Shanghai’s SMIC leads Chinese foundries in market share grab amid ongoing chip shortage

  • SMIC maintained its No 5 position among the top 10 largest global foundries in terms of revenue with a 5 per cent market share in the first quarter
  • Samsung, the No 2 foundry, saw its revenue drop after power outages in Texas in February halted production at one of its lines for a month
Chinese foundries led by Semiconductor Manufacturing International Corp (SMIC) gained a larger share of the global chip production market on the back of rising revenues during the ongoing chip shortage, according to a report by Taiwan-based market intelligence firm TrendForce.

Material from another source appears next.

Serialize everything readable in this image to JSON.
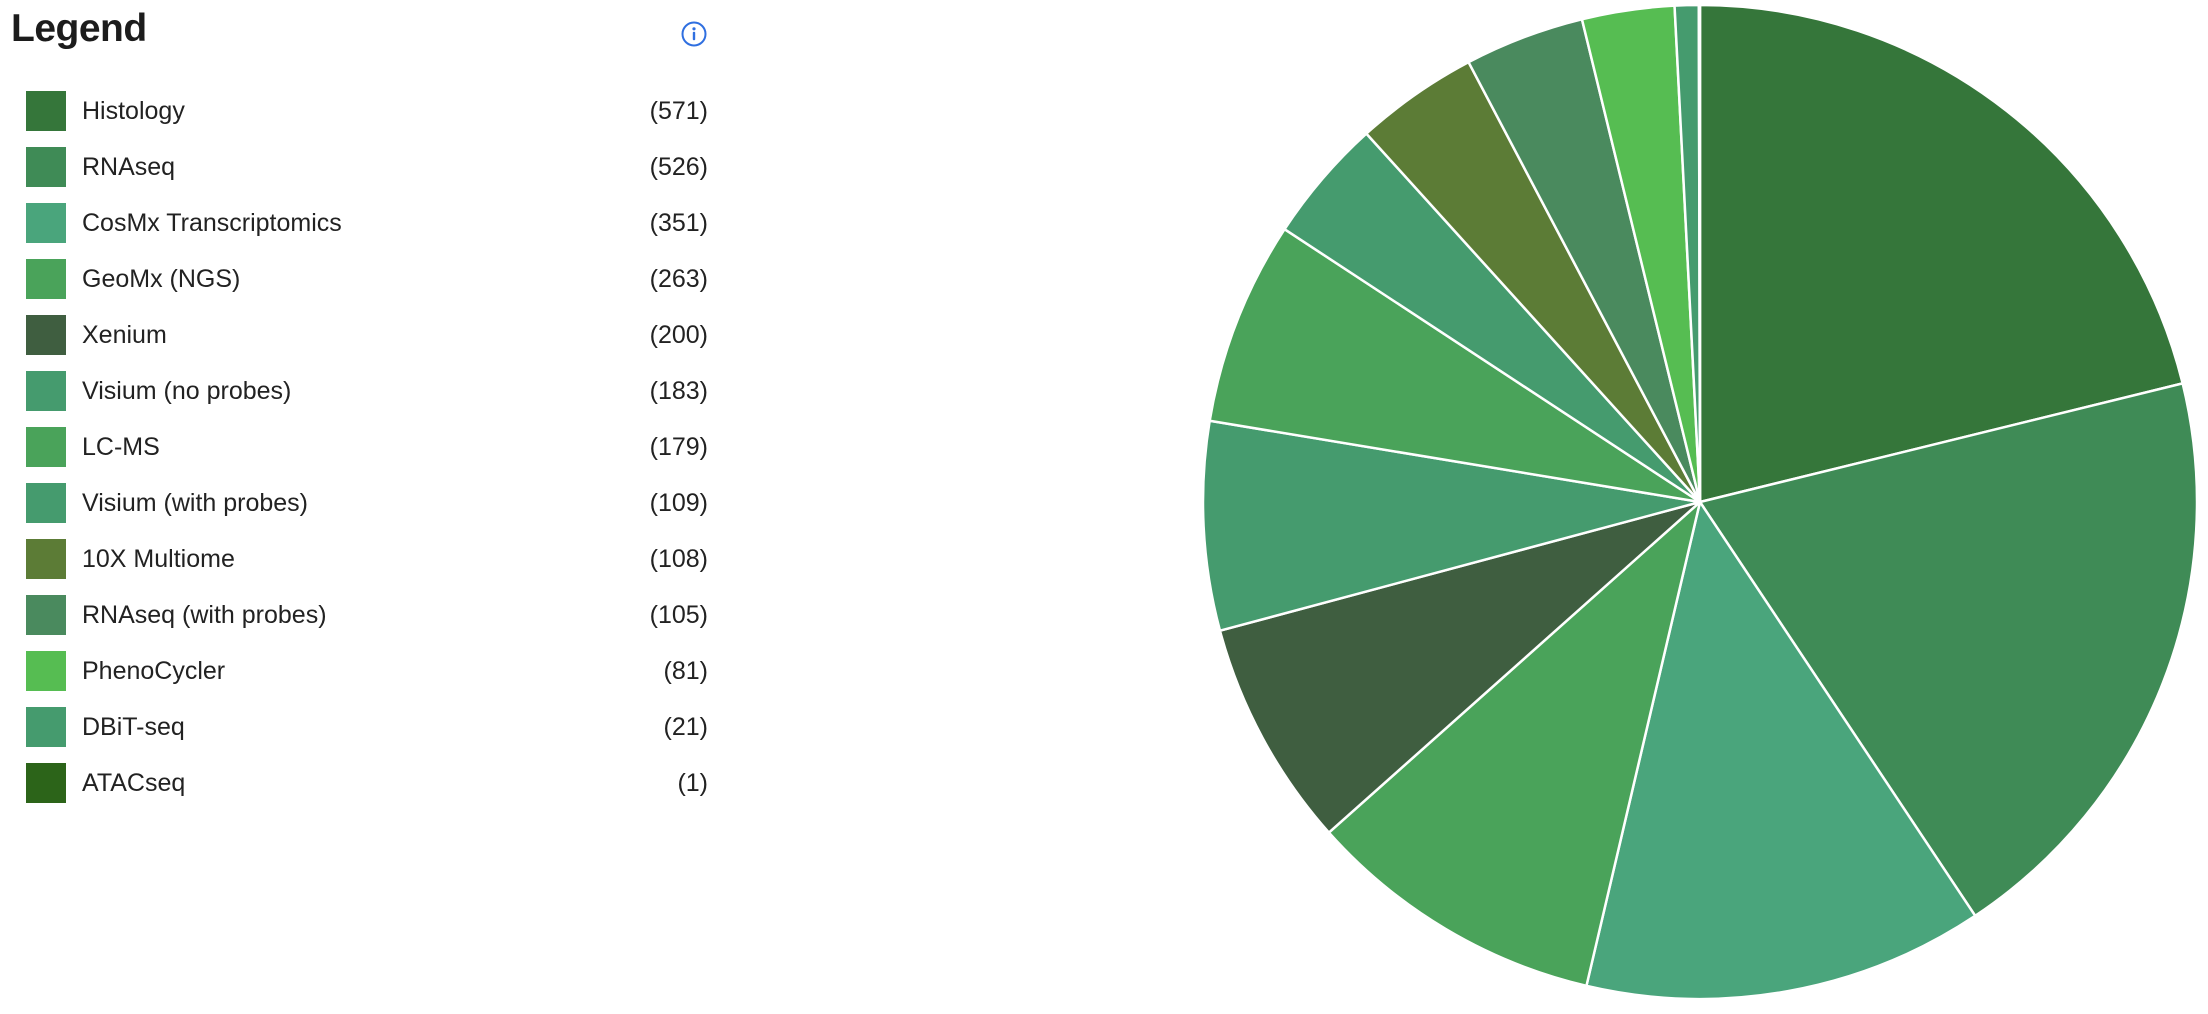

SMIC, mainland China’s most advanced foundry, maintained its No 5 position among the top 10 largest global foundries in terms of revenue with a 5 per cent market share in the first quarter, a 1 percentage point increase from the previous quarter, according to the report published on Monday.

HHGrace and HLMC, both subsidiaries of Shanghai Hua Hong Group, each held 1 per cent market share, unchanged from the last quarter of 2020, but combined pushed Hua Hong up to 6th place from No 9 in the previous quarter.

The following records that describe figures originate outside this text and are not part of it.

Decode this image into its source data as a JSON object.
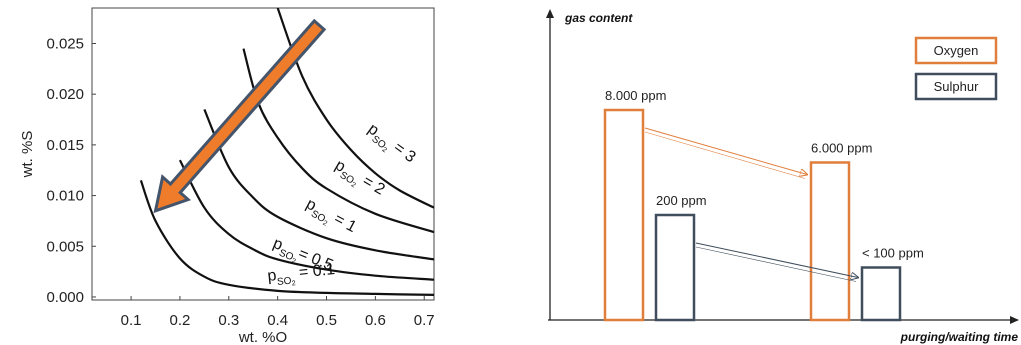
{
  "colors": {
    "oxygen": "#e07f3c",
    "sulphur": "#3f4d5c",
    "arrow_fill": "#ef7c2b",
    "arrow_edge": "#44546a",
    "curve": "#111111"
  },
  "chart_data": [
    {
      "type": "line",
      "xlabel": "wt. %O",
      "ylabel": "wt. %S",
      "xlim": [
        0.02,
        0.72
      ],
      "ylim": [
        -0.0003,
        0.0285
      ],
      "x_ticks": [
        "0.1",
        "0.2",
        "0.3",
        "0.4",
        "0.5",
        "0.6",
        "0.7"
      ],
      "y_ticks": [
        "0.000",
        "0.005",
        "0.010",
        "0.015",
        "0.020",
        "0.025"
      ],
      "grid": false,
      "series": [
        {
          "label_main": "p",
          "label_sub": "SO",
          "label_sub2": "2",
          "label_eq": " = 0.1",
          "x": [
            0.12,
            0.15,
            0.2,
            0.25,
            0.3,
            0.4,
            0.5,
            0.6,
            0.72
          ],
          "y": [
            0.0115,
            0.0075,
            0.0038,
            0.002,
            0.0012,
            0.0006,
            0.0004,
            0.0003,
            0.0002
          ]
        },
        {
          "label_main": "p",
          "label_sub": "SO",
          "label_sub2": "2",
          "label_eq": "= 0.5",
          "x": [
            0.2,
            0.25,
            0.3,
            0.35,
            0.4,
            0.5,
            0.6,
            0.72
          ],
          "y": [
            0.0135,
            0.0088,
            0.0062,
            0.0047,
            0.0037,
            0.0027,
            0.0021,
            0.0017
          ]
        },
        {
          "label_main": "p",
          "label_sub": "SO",
          "label_sub2": "2",
          "label_eq": " = 1",
          "x": [
            0.25,
            0.3,
            0.35,
            0.4,
            0.5,
            0.6,
            0.72
          ],
          "y": [
            0.0185,
            0.0128,
            0.0098,
            0.0079,
            0.0058,
            0.0046,
            0.0037
          ]
        },
        {
          "label_main": "p",
          "label_sub": "SO",
          "label_sub2": "2",
          "label_eq": " = 2",
          "x": [
            0.33,
            0.36,
            0.4,
            0.45,
            0.5,
            0.6,
            0.72
          ],
          "y": [
            0.0245,
            0.0192,
            0.0157,
            0.0127,
            0.0107,
            0.0082,
            0.0064
          ]
        },
        {
          "label_main": "p",
          "label_sub": "SO",
          "label_sub2": "2",
          "label_eq": " = 3",
          "x": [
            0.4,
            0.45,
            0.5,
            0.55,
            0.6,
            0.65,
            0.72
          ],
          "y": [
            0.0285,
            0.0218,
            0.0175,
            0.0145,
            0.0122,
            0.0105,
            0.0088
          ]
        }
      ],
      "annotation_arrow": {
        "from": [
          0.485,
          0.0268
        ],
        "to": [
          0.15,
          0.0085
        ]
      }
    },
    {
      "type": "bar",
      "ylabel": "gas content",
      "xlabel": "purging/waiting time",
      "series": [
        {
          "name": "Oxygen",
          "values": [
            8000,
            6000
          ],
          "labels": [
            "8.000 ppm",
            "6.000 ppm"
          ]
        },
        {
          "name": "Sulphur",
          "values": [
            200,
            100
          ],
          "labels": [
            "200 ppm",
            "< 100 ppm"
          ]
        }
      ],
      "legend": [
        "Oxygen",
        "Sulphur"
      ],
      "legend_position": "top-right"
    }
  ]
}
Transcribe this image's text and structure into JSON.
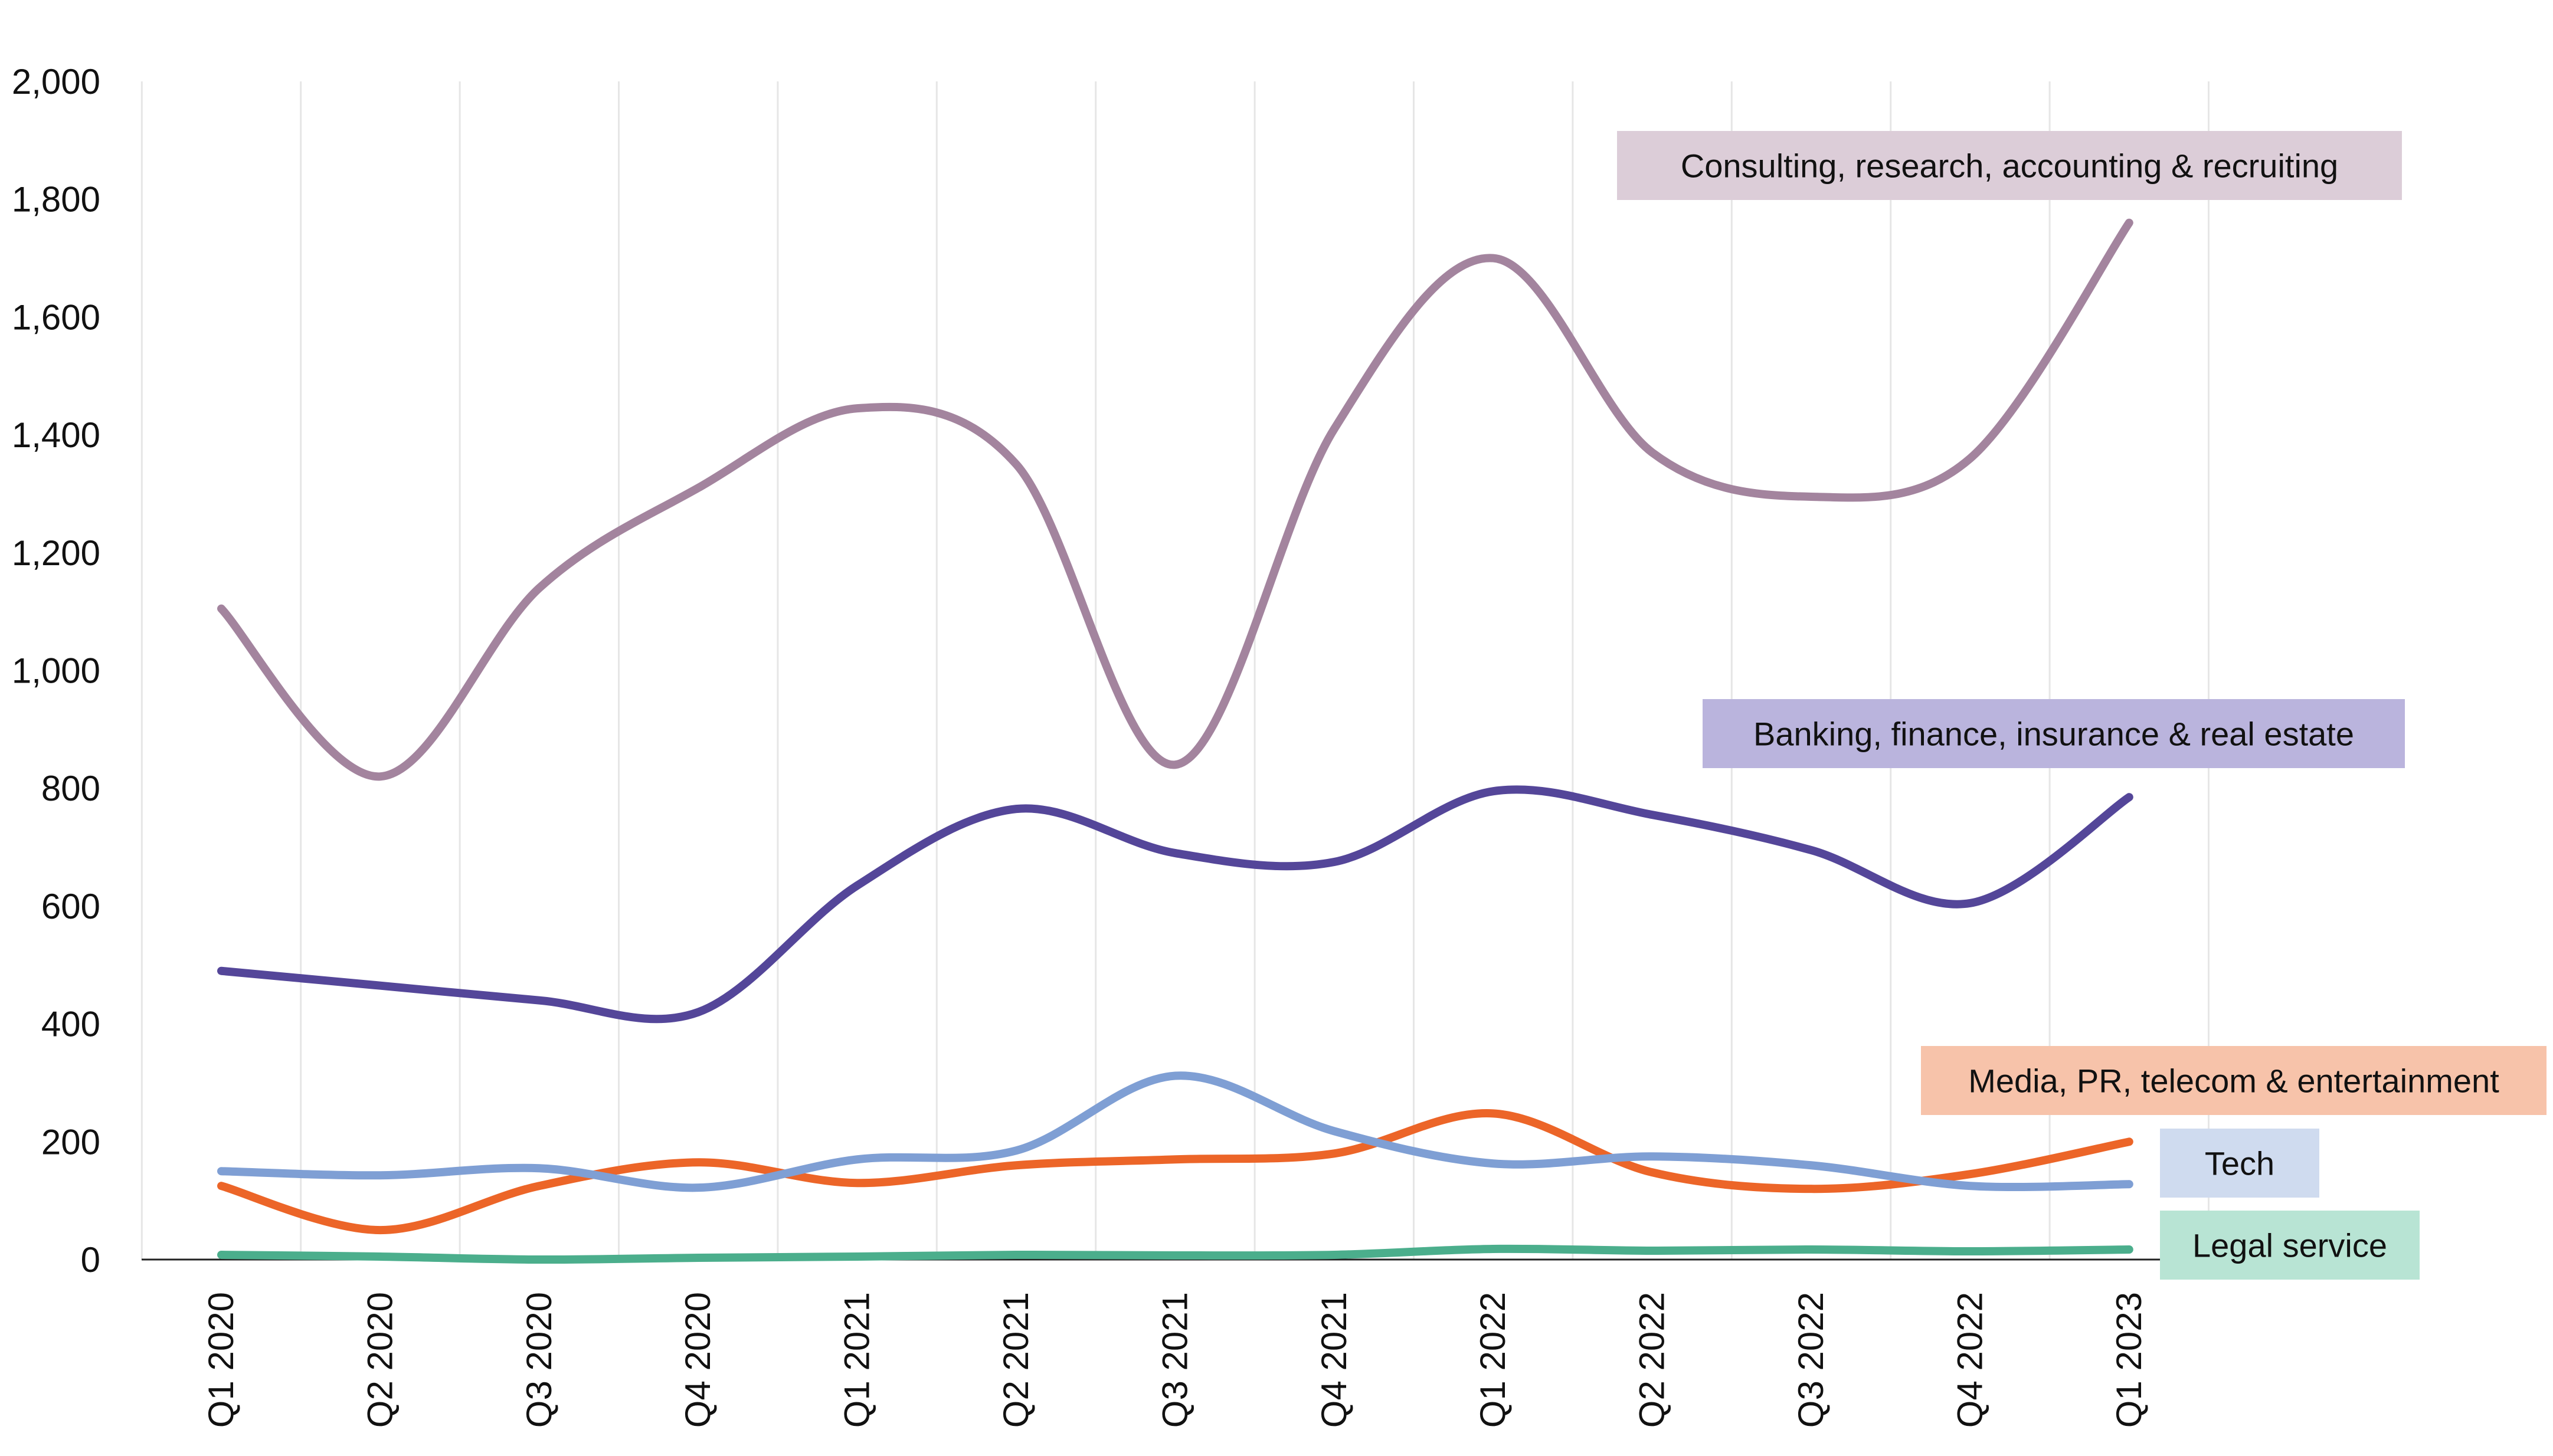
{
  "chart_data": {
    "type": "line",
    "title": "",
    "xlabel": "",
    "ylabel": "",
    "categories": [
      "Q1 2020",
      "Q2 2020",
      "Q3 2020",
      "Q4 2020",
      "Q1 2021",
      "Q2 2021",
      "Q3 2021",
      "Q4 2021",
      "Q1 2022",
      "Q2 2022",
      "Q3 2022",
      "Q4 2022",
      "Q1 2023"
    ],
    "ylim": [
      0,
      2000
    ],
    "yticks": [
      0,
      200,
      400,
      600,
      800,
      1000,
      1200,
      1400,
      1600,
      1800,
      2000
    ],
    "ytick_labels": [
      "0",
      "200",
      "400",
      "600",
      "800",
      "1,000",
      "1,200",
      "1,400",
      "1,600",
      "1,800",
      "2,000"
    ],
    "grid": "vertical",
    "smooth": true,
    "series": [
      {
        "name": "Consulting, research, accounting & recruiting",
        "color": "#a3849e",
        "label_bg": "#dccdd8",
        "values": [
          1105,
          820,
          1140,
          1310,
          1445,
          1350,
          840,
          1410,
          1700,
          1370,
          1295,
          1360,
          1760
        ]
      },
      {
        "name": "Banking, finance, insurance & real estate",
        "color": "#544699",
        "label_bg": "#bab4dd",
        "values": [
          490,
          465,
          440,
          420,
          635,
          765,
          690,
          675,
          795,
          755,
          695,
          605,
          785
        ]
      },
      {
        "name": "Media, PR, telecom & entertainment",
        "color": "#ec6528",
        "label_bg": "#f7c3aa",
        "values": [
          125,
          50,
          125,
          165,
          130,
          160,
          170,
          180,
          248,
          148,
          120,
          145,
          200
        ]
      },
      {
        "name": "Tech",
        "color": "#7f9fd4",
        "label_bg": "#cfdbef",
        "values": [
          150,
          143,
          155,
          122,
          170,
          185,
          312,
          218,
          163,
          175,
          160,
          125,
          128
        ]
      },
      {
        "name": "Legal service",
        "color": "#4bae8c",
        "label_bg": "#b8e4d4",
        "values": [
          8,
          5,
          0,
          3,
          5,
          8,
          7,
          8,
          18,
          15,
          17,
          14,
          17
        ]
      }
    ]
  }
}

However, China’s foundry champions, which are at least two or three technology generations behind overseas rivals, were dwarfed by players in Taiwan and South Korea.

The world’s No 1 foundry, Taiwan Semiconductor Manufacturing Co (TSMC), saw its market share edge up to 55 per cent in the first quarter from 54 per cent in the previous quarter.

Taiwan aims to bolster chip production as Covid-19 spreads and lead times jump

Korea’s Samsung Electronics, the No 2 foundry, saw its market share and revenue drop after power outages in the US state of Texas in February halted production at one of its lines for a month. Taiwan’s UMC ranked third globally, followed by US-based GlobalFoundries.

Combined revenue for the 10 largest fabs grew 1 per cent from the previous quarter to US$22.8 billion as chip makers raised prices to ensure profitability, said the report.

SMIC and Taiwan-based Powerchip Technology Corp were only two firms that reported double-digit revenue growth in the first quarter.

An image of a semiconductor wafer is displayed at the SEMICON China trade fair in Shanghai, March 17, 2021. Photo: Reuters

SMIC’s revenue in the first quarter grew 12 per cent on the back of strong demand for the company’s more mature chip nodes. According to TrendForce, SMIC was able to maintain normal operations during the current chip shortage because it had stockpiled production-related materials and equipment before it was put on the US Entity List last year.

TrendForce believes rising chip prices will support continued revenue growth at foundries, with the capacity crunch expected to extend beyond the second quarter of next year.

“[F]oundries have not been undertaking significant capacity expansions during [the first half of 2021, while] there has been strong demand for most types of components in [the second quarter of this year], meaning foundries will maintain fully loaded capacities going forward,” the report said.

“TrendForce expects the quarterly total revenue of the top 10 foundries to once again reach a historical high by undergoing a 1 to 3 per cent increase [quarter on quarter] in 2Q21.”